La mia mamma italiana

Un giovanissimo borseggiatore extracomunitario nella stazione Termini e un furto: una vicenda drammatica in cui l'intervento di chi ha saputo "farsi prossimo" di chi era in difficoltà si è rivelato risolutivo
stazione termini

Roma, stazione Termini. Ero appena scesa dal diretto proveniente da Anagni – dovevo recarmi ad un controllo medico specialistico – quando sono stata travolta e buttata per terra da un tale che stava correndo. Si trattava di un ragazzo di colore, inseguito da tre uomini che gridavano: "È un ladro, fermatelo!". Qualcuno lo ha bloccato, facendolo cadere. Piombatigli addosso, i tre hanno cominciato a riempirlo di percosse e di calci, fra gli insulti. E nessuno interveniva.

Davanti a uno spettacolo così brutale, mi son sentita spinta a farlo io. La mia situazione di ipertesa grave passava in secondo piano. Aprendomi un varco tra la folla che già cominciava a radunarsi, mi sono precipitata a far da scudo a quel poveretto, difendendolo a borsettate. "Non vi vergognate? – gridavo ai suoi aggressori -. Cosa ha fatto di tanto grave per essere trattato così?". "Mi ha rubato il portafoglio!" sbraitava il più scalmanato dei tre.

Guardai meglio quel ragazzo: poteva avere sedici anni e, spaventatissimo, raggomitolato per terra, cercava di spiegare in un italiano stentato che aveva rubato per sopravvivere: da due giorni infatti non toccava cibo e dormiva sotto i ponti. La stessa versione ha ripetuto poi ai carabinieri, aggiungendo che da circa due anni era fuggito dal suo paese, il Congo, unico sopravvissuto allo sterminio della sua famiglia per essere riuscito a nascondersi sotto una balla di fieno. Come mai si trovava in Italia? Gli avevano fatto credere che qui il benessere era a portata di mano… Stava male, si lamentava. Andava portato al pronto soccorso, dove ho chiesto di poterlo accompagnare anch'io.

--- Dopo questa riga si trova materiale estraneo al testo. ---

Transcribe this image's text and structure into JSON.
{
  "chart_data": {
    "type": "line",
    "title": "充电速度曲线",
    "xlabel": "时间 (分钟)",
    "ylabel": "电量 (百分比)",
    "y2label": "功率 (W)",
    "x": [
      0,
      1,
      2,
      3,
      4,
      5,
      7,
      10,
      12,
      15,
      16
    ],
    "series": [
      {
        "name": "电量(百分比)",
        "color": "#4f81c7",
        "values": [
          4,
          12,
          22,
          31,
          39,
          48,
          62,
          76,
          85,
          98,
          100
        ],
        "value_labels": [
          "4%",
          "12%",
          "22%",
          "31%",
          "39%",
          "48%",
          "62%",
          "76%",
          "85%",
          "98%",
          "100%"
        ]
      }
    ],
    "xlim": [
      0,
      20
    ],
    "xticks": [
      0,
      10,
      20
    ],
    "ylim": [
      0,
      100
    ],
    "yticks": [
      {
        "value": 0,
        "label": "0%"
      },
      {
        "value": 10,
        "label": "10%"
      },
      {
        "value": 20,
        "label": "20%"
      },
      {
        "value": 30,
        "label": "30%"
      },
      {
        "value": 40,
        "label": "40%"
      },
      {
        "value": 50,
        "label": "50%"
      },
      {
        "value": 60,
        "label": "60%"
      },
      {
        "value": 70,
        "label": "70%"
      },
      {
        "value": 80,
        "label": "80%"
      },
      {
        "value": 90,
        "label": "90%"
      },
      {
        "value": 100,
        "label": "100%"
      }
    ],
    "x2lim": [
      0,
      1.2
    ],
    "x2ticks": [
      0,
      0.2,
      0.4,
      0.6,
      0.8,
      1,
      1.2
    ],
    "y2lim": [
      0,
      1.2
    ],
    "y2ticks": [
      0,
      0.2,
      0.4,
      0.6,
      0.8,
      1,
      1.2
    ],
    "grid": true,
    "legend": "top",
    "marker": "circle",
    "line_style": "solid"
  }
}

Durante il tragitto si stringeva a me, ripetendo: "Tu mi hai salvato la vita, tu sei la mia mamma italiana!". La diagnosi: trauma cranico e tre costole rotte. Inevitabile il ricovero. Ma era sprovvisto di vestiario adatto. Al che mi sono offerta di andarglielo a comperare io. Al ritorno, mentre lo accudivo, i carabinieri e le suore infermiere che stilavano il referto medico mi hanno chiesto se ero una parente. La mia risposta negativa deve averli sorpresi perché, dopo un momento di silenzio, hanno voluto sapere come mai mi stavo prodigando tanto per uno sconosciuto, per di più ladruncolo. "Mi sono sentita in dovere, in quanto cristiana, di aiutare un fratello più sfortunato".

Ad una delle religiose, suor Teresa, sono venuti gli occhi lucidi; assentendo, ha aggiunto qualche parola di stima e di incoraggiamento. Volevo lasciarle una somma, quella di cui disponevo per la visita specialistica, per le necessità di quel ragazzo, ma sono stata rassicurata: "Lei gli ha già salvato la vita – ha detto la religiosa -, lasci che ora mi prenda cura io di lui". E al momento di salutarci mi ha dato il suo numero di telefono. Così, con i ringraziamenti anche dei carabinieri, ho lasciato il pronto soccorso. Ormai l'appuntamento era saltato, non restava che riprendere il treno per ritornare a casa. Ma non me ne rammaricavo; mi sembrava di aver "guadagnato", non perso tempo.

La giustizia ha seguito poi il suo corso. Tempo dopo, ho saputo che quel giovane congolese ora lavora come custode presso una comunità religiosa. Suor Teresa ha mantenuto la sua promessa.